Question 1 The phrase usual and customary refers to: The success rate of a specified procedure How charges for a service compares with charges made to other persons receiving similar services and supplies How an insurer evaluates the need for an ordered diagnostic test How much an insurer will charge to provide coverage Question 2 Which of the following statements does not belong in the past medical history portion of your chart note? Your patient has an allergy to penicillin Your patient had a cholecystectomy 3 years prior Your patient’s father passed away from lung cancer Your patient had lab work done at their last appointment; CBC was normal Question 3 Which of the following statements about Medicaid is true? Medicaid is a federal plan created to provide care for indigent persons Eligibility requirements for Medicaid are mandated by the Health Care Financing Administration Medicaid is a program for the indigent financed jointly by the federal and state governments Medicaid pays for family planning services, dental care, and eyeglasses

The phrase “usual and customary” refers to how charges for a service compare with charges made to other persons receiving similar services and supplies. This term is commonly used in the healthcare industry to determine the reimbursement rates for medical procedures and services. The concept of usual and customary charges is important for both patients and insurers. For patients, it helps determine whether they are being charged a fair price for a particular service. For insurers, it provides a benchmark for determining how much they will reimburse a healthcare provider for a specific service.

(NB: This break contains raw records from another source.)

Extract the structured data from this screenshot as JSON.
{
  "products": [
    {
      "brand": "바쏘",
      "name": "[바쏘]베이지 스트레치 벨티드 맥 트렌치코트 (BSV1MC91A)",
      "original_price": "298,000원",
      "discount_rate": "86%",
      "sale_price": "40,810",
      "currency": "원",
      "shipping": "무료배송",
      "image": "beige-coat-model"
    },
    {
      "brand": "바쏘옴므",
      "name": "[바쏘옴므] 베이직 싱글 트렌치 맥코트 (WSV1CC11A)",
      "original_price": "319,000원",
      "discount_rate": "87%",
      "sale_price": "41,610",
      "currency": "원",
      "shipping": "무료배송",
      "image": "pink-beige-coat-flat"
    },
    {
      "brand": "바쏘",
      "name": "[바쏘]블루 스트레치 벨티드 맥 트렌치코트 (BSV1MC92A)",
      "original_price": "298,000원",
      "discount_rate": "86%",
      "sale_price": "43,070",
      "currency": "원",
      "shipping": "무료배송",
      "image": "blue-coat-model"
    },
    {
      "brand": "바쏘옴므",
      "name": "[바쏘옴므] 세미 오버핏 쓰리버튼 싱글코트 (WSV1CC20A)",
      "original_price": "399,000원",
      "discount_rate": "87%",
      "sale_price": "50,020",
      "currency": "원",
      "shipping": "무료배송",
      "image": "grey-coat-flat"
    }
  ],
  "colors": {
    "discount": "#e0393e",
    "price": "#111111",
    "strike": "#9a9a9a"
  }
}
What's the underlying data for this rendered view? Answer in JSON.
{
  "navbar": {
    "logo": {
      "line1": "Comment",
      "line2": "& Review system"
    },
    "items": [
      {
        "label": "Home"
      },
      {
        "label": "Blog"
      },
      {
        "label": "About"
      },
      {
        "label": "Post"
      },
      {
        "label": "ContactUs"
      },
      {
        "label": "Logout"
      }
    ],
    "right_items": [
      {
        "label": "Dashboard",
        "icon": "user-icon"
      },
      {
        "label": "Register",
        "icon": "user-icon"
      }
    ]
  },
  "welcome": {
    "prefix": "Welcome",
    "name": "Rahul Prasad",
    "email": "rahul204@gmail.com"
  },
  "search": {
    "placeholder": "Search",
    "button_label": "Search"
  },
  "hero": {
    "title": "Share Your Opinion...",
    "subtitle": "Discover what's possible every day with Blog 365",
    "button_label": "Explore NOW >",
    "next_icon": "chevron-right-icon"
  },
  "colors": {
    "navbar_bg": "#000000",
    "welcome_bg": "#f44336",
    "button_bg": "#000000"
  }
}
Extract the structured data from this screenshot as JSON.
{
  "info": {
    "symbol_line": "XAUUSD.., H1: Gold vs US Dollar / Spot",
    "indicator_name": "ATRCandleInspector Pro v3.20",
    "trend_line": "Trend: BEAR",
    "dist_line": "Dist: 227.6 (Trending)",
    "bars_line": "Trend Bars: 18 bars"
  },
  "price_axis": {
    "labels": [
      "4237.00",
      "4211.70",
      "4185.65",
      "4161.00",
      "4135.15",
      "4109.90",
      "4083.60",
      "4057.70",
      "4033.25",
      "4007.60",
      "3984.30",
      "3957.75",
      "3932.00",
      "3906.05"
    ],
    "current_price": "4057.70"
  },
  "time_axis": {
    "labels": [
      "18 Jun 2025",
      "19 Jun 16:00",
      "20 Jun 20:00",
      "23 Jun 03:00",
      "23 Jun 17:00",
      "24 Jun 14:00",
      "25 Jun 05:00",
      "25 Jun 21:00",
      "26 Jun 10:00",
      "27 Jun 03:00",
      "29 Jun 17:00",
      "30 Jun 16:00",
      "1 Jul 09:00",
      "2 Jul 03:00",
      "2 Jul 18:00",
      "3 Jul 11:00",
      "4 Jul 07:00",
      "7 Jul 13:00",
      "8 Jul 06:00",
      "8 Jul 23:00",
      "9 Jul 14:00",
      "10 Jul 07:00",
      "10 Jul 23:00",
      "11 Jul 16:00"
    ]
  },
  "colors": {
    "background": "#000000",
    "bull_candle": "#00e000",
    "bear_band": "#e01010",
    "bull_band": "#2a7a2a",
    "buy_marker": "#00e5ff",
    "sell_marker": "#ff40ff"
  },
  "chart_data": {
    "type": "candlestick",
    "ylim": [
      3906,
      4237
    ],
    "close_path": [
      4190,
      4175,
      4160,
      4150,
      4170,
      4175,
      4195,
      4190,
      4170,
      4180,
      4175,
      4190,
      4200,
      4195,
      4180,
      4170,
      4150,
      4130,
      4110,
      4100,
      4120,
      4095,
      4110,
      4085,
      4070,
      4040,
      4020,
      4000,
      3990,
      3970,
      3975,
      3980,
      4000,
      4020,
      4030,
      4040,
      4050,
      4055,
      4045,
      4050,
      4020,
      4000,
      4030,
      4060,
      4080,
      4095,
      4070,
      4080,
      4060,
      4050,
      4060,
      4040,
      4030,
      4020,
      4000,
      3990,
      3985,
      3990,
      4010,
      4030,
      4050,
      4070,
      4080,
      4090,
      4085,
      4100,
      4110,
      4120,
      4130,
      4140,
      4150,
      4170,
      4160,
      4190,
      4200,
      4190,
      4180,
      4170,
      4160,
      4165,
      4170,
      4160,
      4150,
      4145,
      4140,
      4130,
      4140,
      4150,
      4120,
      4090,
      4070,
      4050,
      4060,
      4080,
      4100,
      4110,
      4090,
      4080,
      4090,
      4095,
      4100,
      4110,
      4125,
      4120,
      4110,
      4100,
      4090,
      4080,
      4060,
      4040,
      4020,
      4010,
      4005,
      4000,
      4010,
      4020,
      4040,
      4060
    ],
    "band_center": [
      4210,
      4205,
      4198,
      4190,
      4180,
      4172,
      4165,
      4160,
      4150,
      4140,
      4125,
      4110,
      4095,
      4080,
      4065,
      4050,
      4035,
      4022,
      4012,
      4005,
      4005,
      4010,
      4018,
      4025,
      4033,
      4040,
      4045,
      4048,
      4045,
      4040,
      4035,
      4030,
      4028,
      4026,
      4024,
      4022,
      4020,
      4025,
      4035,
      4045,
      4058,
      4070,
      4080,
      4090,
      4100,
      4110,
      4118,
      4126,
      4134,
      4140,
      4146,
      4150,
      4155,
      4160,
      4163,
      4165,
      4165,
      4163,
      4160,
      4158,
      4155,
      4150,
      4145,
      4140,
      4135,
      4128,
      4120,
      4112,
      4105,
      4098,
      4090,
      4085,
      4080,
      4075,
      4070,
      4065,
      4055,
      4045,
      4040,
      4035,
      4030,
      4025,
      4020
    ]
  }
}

In the context of healthcare billing, usual and customary charges are typically determined by collecting data on the charges made by providers for specific procedures or services over a certain period of time. This data is then analyzed to determine the average charge for each procedure or service. Insurers will then use this average charge as a basis for determining their reimbursement rates. If a provider’s charge for a particular service is significantly higher than the usual and customary charge, the insurer may only reimburse the average charge, leaving the patient responsible for paying the difference.

It is important to note that usual and customary charges can vary depending on factors such as location and provider type. Charges can vary significantly between different regions or even between different providers within the same region. Therefore, what may be considered usual and customary in one area may not be the same in another area. Additionally, usual and customary charges can change over time as healthcare costs and practices evolve.

In summary, “usual and customary” refers to how charges for a service compare with charges made to other persons receiving similar services and supplies. It is an important concept in healthcare billing and reimbursement, helping to determine fair prices for services and providing a benchmark for insurers to determine reimbursement rates.

Moving on to question 2, the past medical history portion of a patient’s chart note includes information about the patient’s medical history that is relevant to their current condition or treatment. It may include details such as previous surgeries, allergies, chronic conditions, and family medical history. Out of the options provided, the statement that does not belong in the past medical history portion of a chart note is “Your patient had lab work done at their last appointment; CBC was normal.” This information belongs in the section for current or recent test results, not in the past medical history. The past medical history should focus on significant medical events or conditions that may impact the patient’s current health status or treatment plan.

Moving on to question 3, Medicaid is a government-sponsored healthcare program in the United States that provides healthcare coverage for low-income individuals and families.
Medicaid is a joint federal and state program, with funding provided by both levels of government. Although eligibility requirements for Medicaid are determined by the federal government, each state has some flexibility in how the program is administered and the specific eligibility criteria. The Health Care Financing Administration (HCFA), now known as the Centers for Medicare and Medicaid Services (CMS), is the federal agency responsible for overseeing the Medicaid program. The statement that is true about Medicaid is “Medicaid pays for family planning services, dental care, and eyeglasses.” Medicaid covers a wide range of healthcare services, including preventive care, hospitalization, prescription drugs, and long-term care. Family planning services, dental care, and eyeglasses are among the many services that can be covered under Medicaid, although coverage may vary by state.

In conclusion, Medicaid is a federal-state program that provides healthcare coverage for low-income individuals and families. Medicaid pays for a variety of healthcare services, including family planning, dental care, and eyeglasses. Eligibility requirements for Medicaid are determined by the federal government, but each state has some flexibility in how the program is administered. The phrase “usual and customary” refers to how charges for a service compare with charges made to other persons receiving similar services and supplies, and it is used to determine reimbursement rates in healthcare. The past medical history portion of a chart note includes relevant information about a patient’s medical history, excluding recent test results.